In de alarmfase worden lichaam en geest in opperste staat van paraatheid gebracht. Adrenaline giert door je aderen. Adrenaline is een hormoon dat in de bijnieren wordt gemaakt en zorgt voor een verhoogde hartslag en bloeddruk. De bloedtoevoer naar de hersenen en naar de spieren neemt toe, ten koste van de toevoer naar de spijsverteringsorganen. Die heb je toch even niet nodig. Wat wel nodig is, is veel energie.

Daarom is er nog een tweede (langzame) stressreactie in het lichaam, namelijk de afgifte van het hormoon cortisol, eveneens door de bijnieren.
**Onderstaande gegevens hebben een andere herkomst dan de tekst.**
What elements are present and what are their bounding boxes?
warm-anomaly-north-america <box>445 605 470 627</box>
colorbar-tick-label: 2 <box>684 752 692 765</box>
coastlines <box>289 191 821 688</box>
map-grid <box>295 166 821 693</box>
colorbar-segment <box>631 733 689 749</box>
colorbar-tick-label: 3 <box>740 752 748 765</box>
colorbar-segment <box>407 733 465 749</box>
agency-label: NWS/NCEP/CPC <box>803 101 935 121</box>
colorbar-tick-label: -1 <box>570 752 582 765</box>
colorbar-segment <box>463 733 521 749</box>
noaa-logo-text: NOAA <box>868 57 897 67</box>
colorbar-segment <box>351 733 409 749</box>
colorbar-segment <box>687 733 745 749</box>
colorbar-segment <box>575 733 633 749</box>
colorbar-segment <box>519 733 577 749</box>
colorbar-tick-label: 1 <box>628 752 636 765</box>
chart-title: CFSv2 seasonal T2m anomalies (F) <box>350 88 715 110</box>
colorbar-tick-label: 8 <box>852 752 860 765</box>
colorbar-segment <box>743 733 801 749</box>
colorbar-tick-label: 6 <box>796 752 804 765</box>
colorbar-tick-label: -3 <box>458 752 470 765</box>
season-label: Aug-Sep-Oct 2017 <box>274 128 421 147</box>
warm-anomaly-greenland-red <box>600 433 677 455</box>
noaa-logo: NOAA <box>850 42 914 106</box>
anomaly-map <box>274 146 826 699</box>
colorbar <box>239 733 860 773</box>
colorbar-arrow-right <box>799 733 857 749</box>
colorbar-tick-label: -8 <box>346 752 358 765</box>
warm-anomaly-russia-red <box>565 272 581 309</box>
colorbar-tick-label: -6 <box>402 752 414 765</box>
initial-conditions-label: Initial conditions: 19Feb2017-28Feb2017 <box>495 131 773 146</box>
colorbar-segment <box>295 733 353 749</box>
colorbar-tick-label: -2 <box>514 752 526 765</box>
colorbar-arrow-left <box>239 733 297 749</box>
Dit hormoon is bedoeld om de heftige werking van adrenaline af te remmen. Als het adrenalinesysteem de kans zou krijgen zijn gang te gaan, zou het lichaam binnen de kortste keren alle (energie)reserves consumeren en het lichaam letterlijk kunnen bezwijken. Door de aanwezigheid van cortisol in het lichaam worden eiwitten in de spieren afgebroken, waardoor energie beschikbaar komt. In een stress-situatie produceren we tot wel 10x de normale hoeveelheid cortisol. Cortisol beperkt ook het aantal witte bloedcellen, die onderdeel zijn van ons afweersysteem. Vandaar dat we als we langdurig gestresst zijn, eerder een griepje hebben.

In de alarmfase worden de hersengedeelten voor de cognitieve functies uitgeschakeld. Even tot 10 tellen is er niet bij…we reageren op acute stress. Houdt de stress-situatie echter aan, dan spreken we van chronische stress en doen we er goed aan om ons met de situatie te verzoenen. We passen ons aan (fase 2, adaptatie). Dat aanpassen is een leerproces en daarover gaat de volgende aflevering. In de figuur is dat weergegeven door de lijn te laten stijgen boven het beginniveau uit.

Lukt het niet om je aan te passen, dan volgt fase 3: de uitputting. Letterlijk, zowel lichamelijk als mentaal, een burnout is het resultaat en in de sport wordt dit overtraining genoemd. Het schadelijke van chronische stress is dat het energievretende adrenalinesysteem door een permanent verhoogd cortisolniveau, chronisch wordt afgeremd. Vergelijk het met een auto die rijdt met de handrem aangetrokken. Een permanent verhoogd cortisolgehalte geeft schade in de hersenen, met name dat deel dat betrokken is bij emoties. Dit gedeelte is gevoelig voor cortisol én regelt het dat er niet te veel of te weinig cortisol aangemaakt wordt. Dit feedbackmechanisme raakt ongevoelig als er contant hoge concentratie cortisol in het lichaam zijn en de productie van cortisol wordt niet verminderd. Aangetoond is dat de betrokken hersendelen ook in omvang afnemen.

Er zijn inmiddels aanwijzingen dat oorzaken van ziekten, zoals het chronisch vermoeidheid syndroom, fybromyalgie en Posttraumatische stress syndroom (PTSS), te maken hebben met dit verstoorde regelmechanisme.

Waarom onthouden we vervelende gebeurtenissen beter dan de feestelijke? In een stresssituatie is het vechten of vluchten en je doet er daarom goed aan om zo’n situatie te onthouden. Datzelfde gedeelte van onze hersenen dat betrokken is bij emoties, speelt een rol bij het geheugen en het algemeen, maar specifiek voor stresssituaties.

Een van de doelstellingen van gedragsbiologie is het begrijpen van menselijk gedrag. Begrijpen van stressmechanisme betekent begrijpen van je eigen gedrag en bewustwording kan leiden tot gedragsverandering. Begrijpen van gedrag brengt ook leiden tot begrip voor elkaar.

Hoe gaan we om met stressoren? Hoe gaan leerlingen om met alle prikkels die op hen afkomen? Waarom herinneren faalangstige leerlingen zich plotseling niets meer? Leerlingen met een stoornis, zoals AD(H)D, PDD-NOS of autisme (Asperger) kunnen zich onvoldoende adequaat aanpassen aanpassen aan alle prikkels die op hen afkomen. Daardoor loopt de druk (stress) soms zo hoog op dat een uitbarsting volgt. Als je als docent daar nog wat ‘boze prikkels’ overheen strooit, is het drama compleet. Wat is een goed pedagogisch klimaat in de klas? Dat is een mooie vraag om over na te denken!